“I’ll accept it,” said Gentry, “unless further evidence turns up to disprove it. They didn’t get any fingerprints, but everything else reads the way you told it. If you did arrange the bullet hole and the blood on the cushion, it was a pretty damned elaborate setup, and I don’t know when you had time to do it and get up to Wilmington and back.”
“Thanks,” said Shayne gravely. “Then I guess you won’t throw me in jail if I tell you that a man using my name did fly to Wilmington and back early this morning.”
He held up a hand to cut off Gentry’s grunt of surprise. “The airline called my office right after you’d left,” he explained swiftly, changing the facts a little to soften what he had done. “You’d left my number for them to call, you know, and the clerk thought it was you on the phone and gave me the report before I realized what it was. A man who said he was Michael Shayne flew to Wilmington at four-twenty and returned at nine-ten, giving him just about enough time in Wilmington to burglarize Bates’s office and get back.”
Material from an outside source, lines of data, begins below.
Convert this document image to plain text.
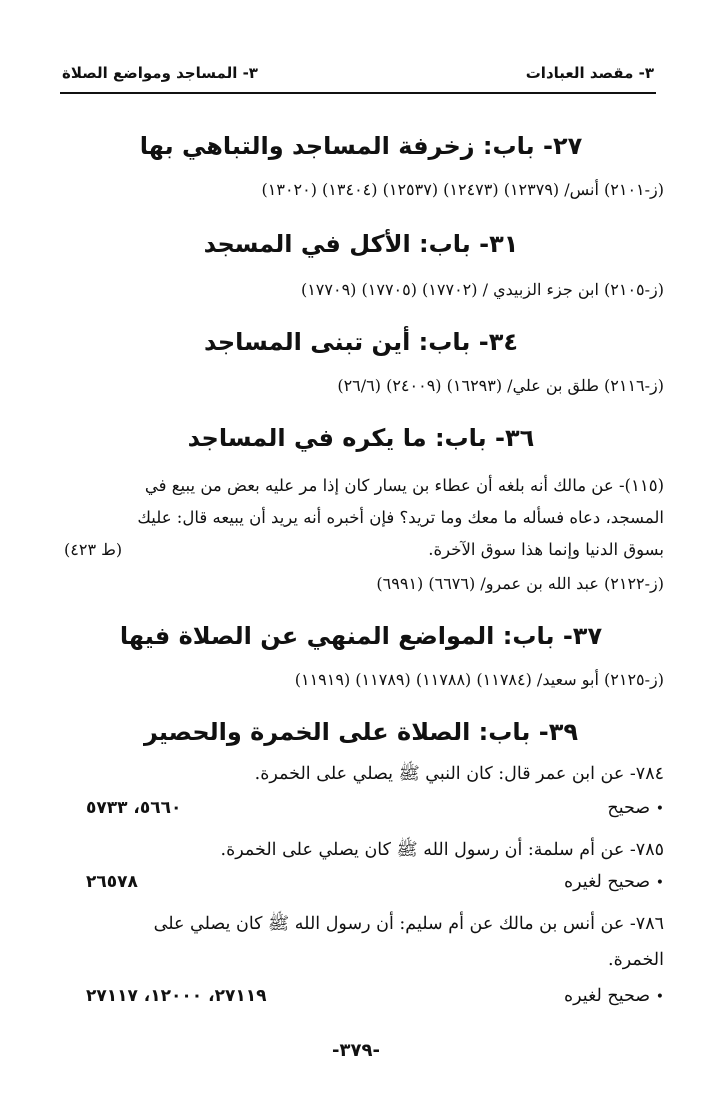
٣- مقصد العبادات
٣- المساجد ومواضع الصلاة
٢٧- باب: زخرفة المساجد والتباهي بها
(ز-٢١٠١) أنس/ (١٢٣٧٩) (١٢٤٧٣) (١٢٥٣٧) (١٣٤٠٤) (١٣٠٢٠)
٣١- باب: الأكل في المسجد
(ز-٢١٠٥) ابن جزء الزبيدي / (١٧٧٠٢) (١٧٧٠٥) (١٧٧٠٩)
٣٤- باب: أين تبنى المساجد
(ز-٢١١٦) طلق بن علي/ (١٦٢٩٣) (٢٤٠٠٩) (٢٦/٦)
٣٦- باب: ما يكره في المساجد
(١١٥)- عن مالك أنه بلغه أن عطاء بن يسار كان إذا مر عليه بعض من يبيع في
المسجد، دعاه فسأله ما معك وما تريد؟ فإن أخبره أنه يريد أن يبيعه قال: عليك
بسوق الدنيا وإنما هذا سوق الآخرة.
(ط ٤٢٣)
(ز-٢١٢٢) عبد الله بن عمرو/ (٦٦٧٦) (٦٩٩١)
٣٧- باب: المواضع المنهي عن الصلاة فيها
(ز-٢١٢٥) أبو سعيد/ (١١٧٨٤) (١١٧٨٨) (١١٧٨٩) (١١٩١٩)
٣٩- باب: الصلاة على الخمرة والحصير
٧٨٤- عن ابن عمر قال: كان النبي ﷺ يصلي على الخمرة.
• صحيح
٥٦٦٠، ٥٧٣٣
٧٨٥- عن أم سلمة: أن رسول الله ﷺ كان يصلي على الخمرة.
• صحيح لغيره
٢٦٥٧٨
٧٨٦- عن أنس بن مالك عن أم سليم: أن رسول الله ﷺ كان يصلي على
الخمرة.
• صحيح لغيره
٢٧١١٩، ١٢٠٠٠، ٢٧١١٧
-٣٧٩-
“Damn it, Mike!” Gentry exploded. “You didn’t tell me.”
“Hold it a minute, Will. The thing was dumped into my lap without my asking for it, and you know the mood you were in about then. You would have had to arrest me while you investigated further. And I had already had the call from Margrave that sounded like an important lead. But I’m giving it to you for what it’s worth now.”
“Margrave,” rumbled Gentry. “He fits like a glove. He is familiar with Bates’s office, probably knows just where his files are kept.”
“Right. Now if you can get hold of the employee who sold the plane ticket, and the hostesses who flew up and back, and if any of them can identify Margrave, we’ll have a case.”
“But there’s still one thing that doesn’t make sense,” Gentry protested. “If Margrave had been impersonating you, aren’t you the last person in the world he’d call in to work on the case? He’d stay as far away from you as possible.”
“It wouldn’t be the first time a murderer called me in on a case, hoping I’d pin it on somebody else,” Shayne pointed out.
“We damn sure have some questions to ask him,” said Gentry firmly. “And right now I’d better get back to my office. Bates is due to fly in from Wilmington about now.”